Il peut arriver que certaines de nos propres cellules se retournent contre nous, nous rendent malades et même nous tuent. Il peut arriver aussi que certaines bactéries que nous hébergeons soient pathogènes et parfois nous tuent. Ces rares espèces de bactéries dangereuses sont bien répertoriées et l’on doit s’en méfier. On doit chercher à s’en prévenir, être capables de les détecter précocement et si elles nous contaminent, savoir les contrôler et parfois même les détruire. C’est le rôle des vaccins et des antibiotiques vis-à-vis des infections causées par des bactéries pathogènes. En revanche, il ne faut certainement pas s’obséder vis-à-vis de la plupart des bactéries, qui représentent la moitié de nos cellules, car nous avons besoin de cette moitié, comme il nous faut nos deux jambes pour marcher. Nous ne pouvons pas survivre longtemps dans un univers stérile. 

Comment faire pour limiter son exposition à de tels produits ou au moins aux bactéries qu’ils comportent ?

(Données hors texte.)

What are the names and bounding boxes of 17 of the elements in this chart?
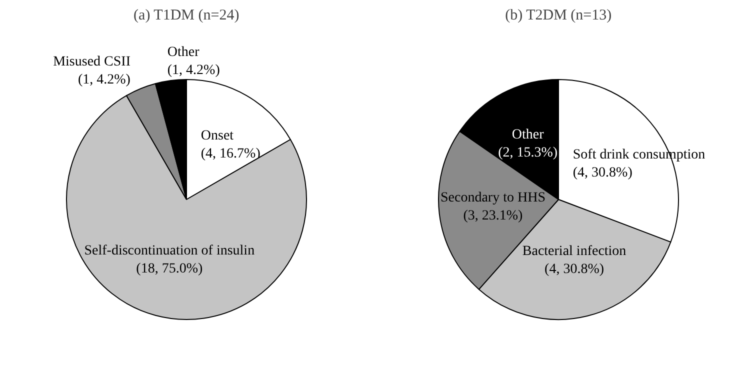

Les règles d’hygiène, les vaccins et les traitements visent à nous prémunir du risque des bactéries pathogènes dangereuses. Par exemple, le bacille du choléra est issu de l’eau contaminée, les salmonelles et les shigelles viennent de l’alimentation souillée, le bacille de la tuberculose de l’air intérieur, les légionelles de l’eau de nos canalisations ou de nos climatiseurs. Contre ces risques, nous avons su instituer des réponses efficaces, comme l’assainissement de l’eau, la chaîne du froid dans l’agroalimentaire, les campagnes de vaccination ou l’isolement et le traitement des malades, ou encore l’hygiène des mains dans les hôpitaux avant d’opérer les patients. Mais désinfecter les caddies des supermarchés ou les télécommandes de son salon sont des mythes hygiénistes qui relèvent plutôt de la pathologie psychiatrique.